AKRAM ZAATARI

— In 1981, my father asked me what do I wish for a birthday gift. I said a Film encyclopedia. I had spotted this beautiful two-volume French edition at the only library that carried french and English books in Saida, where we lived. After seeing me a few times looking at it, the owner told my father: you can have it at cost price. Nobody was going to buy it in a provincial city at war.

When I turned 16, my father asked me again what I wanted for a birthday gift. I said a typewriter. So in 1982 I got my typewriter. And from there on, I spend most of my free time updating the film encyclopedia by adding inserts with new film titles and names that I thought were important to include.

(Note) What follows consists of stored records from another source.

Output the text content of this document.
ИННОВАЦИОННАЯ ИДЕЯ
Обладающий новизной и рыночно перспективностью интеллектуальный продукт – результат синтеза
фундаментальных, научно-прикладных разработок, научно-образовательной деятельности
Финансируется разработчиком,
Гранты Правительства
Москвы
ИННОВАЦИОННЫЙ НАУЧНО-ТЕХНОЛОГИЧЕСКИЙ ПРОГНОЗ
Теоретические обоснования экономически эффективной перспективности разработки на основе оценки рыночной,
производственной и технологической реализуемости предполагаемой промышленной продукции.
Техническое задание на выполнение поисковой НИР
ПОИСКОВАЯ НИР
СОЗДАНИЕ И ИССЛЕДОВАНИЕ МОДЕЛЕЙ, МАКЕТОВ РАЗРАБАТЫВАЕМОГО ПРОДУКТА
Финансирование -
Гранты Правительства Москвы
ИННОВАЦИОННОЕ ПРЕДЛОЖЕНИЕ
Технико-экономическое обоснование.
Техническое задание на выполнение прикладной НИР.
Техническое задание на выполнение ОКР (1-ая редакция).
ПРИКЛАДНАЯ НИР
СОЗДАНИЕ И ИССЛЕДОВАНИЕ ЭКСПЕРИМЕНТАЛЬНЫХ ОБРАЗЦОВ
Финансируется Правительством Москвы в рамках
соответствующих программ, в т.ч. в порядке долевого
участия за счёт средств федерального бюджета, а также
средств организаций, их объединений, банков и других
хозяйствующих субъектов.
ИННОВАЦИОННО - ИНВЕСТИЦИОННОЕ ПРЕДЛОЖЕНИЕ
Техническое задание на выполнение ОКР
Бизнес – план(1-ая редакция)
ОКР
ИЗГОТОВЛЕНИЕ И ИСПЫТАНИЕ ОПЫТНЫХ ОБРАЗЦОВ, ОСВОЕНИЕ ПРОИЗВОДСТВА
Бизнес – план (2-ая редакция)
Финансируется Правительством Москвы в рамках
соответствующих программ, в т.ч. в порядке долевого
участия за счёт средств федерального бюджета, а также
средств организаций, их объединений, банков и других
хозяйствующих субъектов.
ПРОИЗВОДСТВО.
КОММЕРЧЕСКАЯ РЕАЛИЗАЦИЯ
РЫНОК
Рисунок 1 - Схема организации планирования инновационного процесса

When I made Tomorrow Everything Will Be Alright (2010), I used this typewriter to simulate an online chat, or possibly simulate the unfolding of a film script literally on screen. It is a tribute to love stories that marked our imagination when we saw them on film. These are the two stencils that I typed while filming Tomorrow Everything Will Be Alright. You never see them as objects, all at once, in the film because the frame focused on what was being typed.


Akram Zaatari was born in 1966, in Sidon, Lebanon and currently lives in Beirut. Zaatari works in photography, video, and performance to explore issues pertinent to the Lebanese postwar condition, specifically the mediation of territorial conflicts and wars though television and media. Zaatari collects and examines a wide range of documents that testify to the cultural and political conditions of Lebanon’s postwar society. His artistic practice involves the study and investigation of the way these documents straddle, conflate, or confuse notions of history and memory. By analyzing and recontextualizing found audiotapes, video footage, photographs, journals, personal collections, interviews, and recollections, Zaatari explores the dynamics that govern the state of image-making in situations of war.